It’s not about Trump, or even the U.S. The U.S. economy is continuing to grow at about the same slow pace it has for most of the now eight-year-long expansion, but economies elsewhere in the world are picking up speed. That same IMF World Economic Outlook report that discounted the chances of tax reform and predicted U.S. gross domestic product growth of just 2.2 percent in 2017 and 2.3 percent in 2018 upgraded global GDP growth estimates to 3.6 percent in 2017 and 3.7 percent in 2018. The companies in the Standard & Poor’s 500 Index got 43.2 percent of their earnings from outside the U.S. in 2016; that percentage will surely be higher this year, and it’s probably higher for the Dow companies, too. Recent analyses by the Wall Street Journal and ETF.com found that corporations with the highest foreign-earnings percentages are driving the market’s gains. The “America first” president may be basking in a market boom driven mainly by overseas economic growth.

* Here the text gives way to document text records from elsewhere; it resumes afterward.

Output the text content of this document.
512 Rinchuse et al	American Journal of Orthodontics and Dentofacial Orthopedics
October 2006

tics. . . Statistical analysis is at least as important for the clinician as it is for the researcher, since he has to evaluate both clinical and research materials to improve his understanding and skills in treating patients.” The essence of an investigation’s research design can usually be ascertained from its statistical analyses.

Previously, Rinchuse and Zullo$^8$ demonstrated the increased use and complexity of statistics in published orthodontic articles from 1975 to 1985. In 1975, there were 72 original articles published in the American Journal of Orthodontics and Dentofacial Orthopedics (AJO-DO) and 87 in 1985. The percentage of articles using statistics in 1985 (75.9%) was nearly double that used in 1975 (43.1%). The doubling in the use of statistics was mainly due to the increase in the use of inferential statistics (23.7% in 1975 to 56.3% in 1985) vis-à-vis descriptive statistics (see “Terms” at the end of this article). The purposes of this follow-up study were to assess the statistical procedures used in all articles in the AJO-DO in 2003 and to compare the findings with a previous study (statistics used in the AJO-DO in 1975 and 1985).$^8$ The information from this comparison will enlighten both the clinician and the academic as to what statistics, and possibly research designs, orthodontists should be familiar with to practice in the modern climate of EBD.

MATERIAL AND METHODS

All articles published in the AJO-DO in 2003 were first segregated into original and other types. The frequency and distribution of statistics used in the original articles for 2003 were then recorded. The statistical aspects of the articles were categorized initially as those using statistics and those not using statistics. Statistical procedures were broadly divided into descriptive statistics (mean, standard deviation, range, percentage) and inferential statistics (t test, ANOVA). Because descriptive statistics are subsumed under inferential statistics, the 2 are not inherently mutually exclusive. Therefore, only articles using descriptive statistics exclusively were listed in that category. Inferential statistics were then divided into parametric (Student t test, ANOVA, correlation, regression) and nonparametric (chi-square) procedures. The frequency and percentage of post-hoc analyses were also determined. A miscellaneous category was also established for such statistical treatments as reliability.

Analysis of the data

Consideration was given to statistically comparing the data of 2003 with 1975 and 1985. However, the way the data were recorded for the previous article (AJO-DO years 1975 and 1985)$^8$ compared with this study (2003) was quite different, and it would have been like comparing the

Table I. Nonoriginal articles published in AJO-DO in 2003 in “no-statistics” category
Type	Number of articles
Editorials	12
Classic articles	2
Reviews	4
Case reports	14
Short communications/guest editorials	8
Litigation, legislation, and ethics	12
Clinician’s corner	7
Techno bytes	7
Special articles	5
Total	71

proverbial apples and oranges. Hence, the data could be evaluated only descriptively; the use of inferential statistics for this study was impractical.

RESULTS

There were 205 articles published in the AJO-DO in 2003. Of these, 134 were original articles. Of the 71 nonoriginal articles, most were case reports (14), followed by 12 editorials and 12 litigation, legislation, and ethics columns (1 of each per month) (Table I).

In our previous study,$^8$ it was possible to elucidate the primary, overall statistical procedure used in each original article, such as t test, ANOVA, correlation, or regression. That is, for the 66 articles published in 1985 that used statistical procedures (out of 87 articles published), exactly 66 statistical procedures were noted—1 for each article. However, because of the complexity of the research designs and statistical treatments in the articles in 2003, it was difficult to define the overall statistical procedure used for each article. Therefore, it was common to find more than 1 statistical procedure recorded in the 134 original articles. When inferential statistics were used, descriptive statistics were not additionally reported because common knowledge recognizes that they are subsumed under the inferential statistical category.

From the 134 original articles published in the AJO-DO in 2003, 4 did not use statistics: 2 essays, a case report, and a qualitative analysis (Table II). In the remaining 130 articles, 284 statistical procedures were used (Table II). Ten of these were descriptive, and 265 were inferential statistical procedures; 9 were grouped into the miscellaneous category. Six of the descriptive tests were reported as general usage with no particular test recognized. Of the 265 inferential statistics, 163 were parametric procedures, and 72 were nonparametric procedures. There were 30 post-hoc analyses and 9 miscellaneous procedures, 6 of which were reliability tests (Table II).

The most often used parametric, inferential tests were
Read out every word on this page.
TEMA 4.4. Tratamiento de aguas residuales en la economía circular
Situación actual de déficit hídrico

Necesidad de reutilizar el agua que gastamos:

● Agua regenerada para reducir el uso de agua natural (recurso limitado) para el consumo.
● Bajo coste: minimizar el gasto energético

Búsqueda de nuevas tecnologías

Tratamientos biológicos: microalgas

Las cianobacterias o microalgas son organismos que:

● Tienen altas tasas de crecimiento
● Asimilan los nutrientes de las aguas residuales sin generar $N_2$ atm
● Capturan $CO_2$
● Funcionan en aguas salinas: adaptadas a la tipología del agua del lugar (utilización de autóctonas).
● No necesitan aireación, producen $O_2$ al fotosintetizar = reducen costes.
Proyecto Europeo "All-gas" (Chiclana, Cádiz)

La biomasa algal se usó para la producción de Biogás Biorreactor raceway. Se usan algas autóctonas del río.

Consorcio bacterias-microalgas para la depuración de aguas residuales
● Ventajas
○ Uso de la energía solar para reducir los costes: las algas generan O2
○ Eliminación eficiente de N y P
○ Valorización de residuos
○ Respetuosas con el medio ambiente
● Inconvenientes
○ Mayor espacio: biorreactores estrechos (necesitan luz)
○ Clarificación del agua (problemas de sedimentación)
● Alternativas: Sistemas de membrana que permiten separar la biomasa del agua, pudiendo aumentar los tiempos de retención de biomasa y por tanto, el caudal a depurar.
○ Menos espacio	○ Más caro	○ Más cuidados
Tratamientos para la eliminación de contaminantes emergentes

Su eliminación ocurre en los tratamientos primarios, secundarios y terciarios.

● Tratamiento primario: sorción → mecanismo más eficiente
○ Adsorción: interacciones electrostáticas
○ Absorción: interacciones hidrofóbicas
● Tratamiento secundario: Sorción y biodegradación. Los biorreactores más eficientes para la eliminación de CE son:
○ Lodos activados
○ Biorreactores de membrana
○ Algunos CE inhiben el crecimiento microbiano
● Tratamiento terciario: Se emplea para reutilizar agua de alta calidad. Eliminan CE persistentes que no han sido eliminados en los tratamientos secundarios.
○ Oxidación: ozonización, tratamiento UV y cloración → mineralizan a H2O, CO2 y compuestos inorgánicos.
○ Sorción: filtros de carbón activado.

Josh here – I reiterate what I’ve been screaming about all year – the rally in the US stock market in 2017 no more belongs to the President or his non-existent “agenda” that never goes anywhere than the 2008-2016 bull market belongs to Obama.
This year, virtually every country stock market around the world is substantially higher – from Europe to Asia to Latin America. The S&P 500’s advance is actually trailing the average country market’s return. And US corporate giants are more global than ever before. Nothing the President or Congress have done during this administration has been material so far. And as the legislative calendar winds down, it appears that this is yet another year of mostly gridlock.
Running around in a red hat taking credit for an international synchronized economic recovery, that was already well underway, is perfectly on-brand for these people; it’s both solipsistically dumb and a lie.